I'm trying to create two random variables which are correlated with one another, and I believe the best way is to draw from a bivariate normal distribution with given parameters (open to other ideas). The uncorrelated version looks like this:

import numpy as np
sigma = np.random.uniform(.2, .3, 80)
theta = np.random.uniform( 0, .5, 80)

However, for each one of the 80 draws, I want the sigma value to be related to the theta value.

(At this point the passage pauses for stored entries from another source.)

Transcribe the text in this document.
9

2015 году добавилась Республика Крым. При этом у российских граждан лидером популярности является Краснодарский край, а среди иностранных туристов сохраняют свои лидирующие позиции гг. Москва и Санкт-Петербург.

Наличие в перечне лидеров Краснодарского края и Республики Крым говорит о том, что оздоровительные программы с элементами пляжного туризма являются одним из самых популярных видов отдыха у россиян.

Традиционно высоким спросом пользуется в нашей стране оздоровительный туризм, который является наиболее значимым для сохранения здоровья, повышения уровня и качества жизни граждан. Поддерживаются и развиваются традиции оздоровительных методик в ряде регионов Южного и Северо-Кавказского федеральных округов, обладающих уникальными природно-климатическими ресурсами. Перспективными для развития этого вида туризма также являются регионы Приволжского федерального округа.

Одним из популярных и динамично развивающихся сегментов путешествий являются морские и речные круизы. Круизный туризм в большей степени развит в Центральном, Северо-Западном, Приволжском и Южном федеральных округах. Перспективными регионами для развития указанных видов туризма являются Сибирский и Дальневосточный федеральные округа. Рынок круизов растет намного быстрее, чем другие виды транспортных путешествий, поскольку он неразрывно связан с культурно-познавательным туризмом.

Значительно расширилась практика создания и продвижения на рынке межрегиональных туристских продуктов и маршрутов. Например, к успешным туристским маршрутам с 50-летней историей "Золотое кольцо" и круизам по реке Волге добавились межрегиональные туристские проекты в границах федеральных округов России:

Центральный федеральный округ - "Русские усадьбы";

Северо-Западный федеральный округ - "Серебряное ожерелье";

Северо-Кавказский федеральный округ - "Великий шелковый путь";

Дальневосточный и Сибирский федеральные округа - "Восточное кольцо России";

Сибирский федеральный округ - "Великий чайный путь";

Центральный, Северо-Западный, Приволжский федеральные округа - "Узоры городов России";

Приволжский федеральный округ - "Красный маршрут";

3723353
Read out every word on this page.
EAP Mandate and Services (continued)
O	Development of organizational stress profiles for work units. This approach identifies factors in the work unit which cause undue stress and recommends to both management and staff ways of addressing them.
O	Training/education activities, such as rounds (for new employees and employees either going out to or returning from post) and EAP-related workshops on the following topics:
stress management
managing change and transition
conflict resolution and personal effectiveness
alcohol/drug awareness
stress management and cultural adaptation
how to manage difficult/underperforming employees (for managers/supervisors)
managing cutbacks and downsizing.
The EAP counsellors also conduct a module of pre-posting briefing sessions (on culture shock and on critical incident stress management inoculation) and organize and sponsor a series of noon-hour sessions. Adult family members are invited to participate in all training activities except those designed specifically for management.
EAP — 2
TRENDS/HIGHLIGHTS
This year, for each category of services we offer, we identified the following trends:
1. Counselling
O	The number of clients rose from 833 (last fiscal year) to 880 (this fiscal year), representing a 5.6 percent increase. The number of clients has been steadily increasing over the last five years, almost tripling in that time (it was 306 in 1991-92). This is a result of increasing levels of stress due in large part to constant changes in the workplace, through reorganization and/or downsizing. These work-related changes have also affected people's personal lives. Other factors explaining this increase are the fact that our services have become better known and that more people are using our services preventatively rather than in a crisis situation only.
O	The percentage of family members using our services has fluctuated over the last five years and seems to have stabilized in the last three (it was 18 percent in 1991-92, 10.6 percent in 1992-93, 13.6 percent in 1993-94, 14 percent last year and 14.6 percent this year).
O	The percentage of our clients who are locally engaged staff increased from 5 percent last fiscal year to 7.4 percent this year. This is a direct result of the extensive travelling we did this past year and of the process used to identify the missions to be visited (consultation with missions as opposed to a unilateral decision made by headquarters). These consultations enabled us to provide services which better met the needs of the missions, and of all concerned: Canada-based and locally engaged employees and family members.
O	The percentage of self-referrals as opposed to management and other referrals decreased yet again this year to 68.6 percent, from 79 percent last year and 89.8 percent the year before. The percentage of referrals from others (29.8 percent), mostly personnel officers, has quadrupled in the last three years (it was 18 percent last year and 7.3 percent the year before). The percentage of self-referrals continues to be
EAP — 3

Any thoughts?


Solution

  • Use the built-in: http://docs.scipy.org/doc/numpy/reference/generated/numpy.random.multivariate_normal.html

    >>> import numpy as np
    >>> mymeans = [13,5]  
    >>> # stdevs = sqrt(5),sqrt(2)
    >>> # corr = .3 / (sqrt(5)*sqrt(2) = .134
    >>> mycov = [[5,.3], [.3,2]]   
    >>> np.cov(np.random.multivariate_normal(mymeans,mycov,500000).T)
    array([[ 4.99449936,  0.30506976],
           [ 0.30506976,  2.00213264]])
    >>> np.corrcoef(np.random.multivariate_normal(mymeans,mycov,500000).T)
    array([[ 1.        ,  0.09629313],
           [ 0.09629313,  1.        ]])
    
    1. As shown, things get a little hairier if you have to adjust for not-unit variances)
    2. more reference: http://www.riskglossary.com/link/correlation.htm
    3. To be real-world meaningful, the covariance matrix must be symmetric and must also be positive definite or positive semidefinite (it must be invertable). Particular anti-correlation structures might not be possible.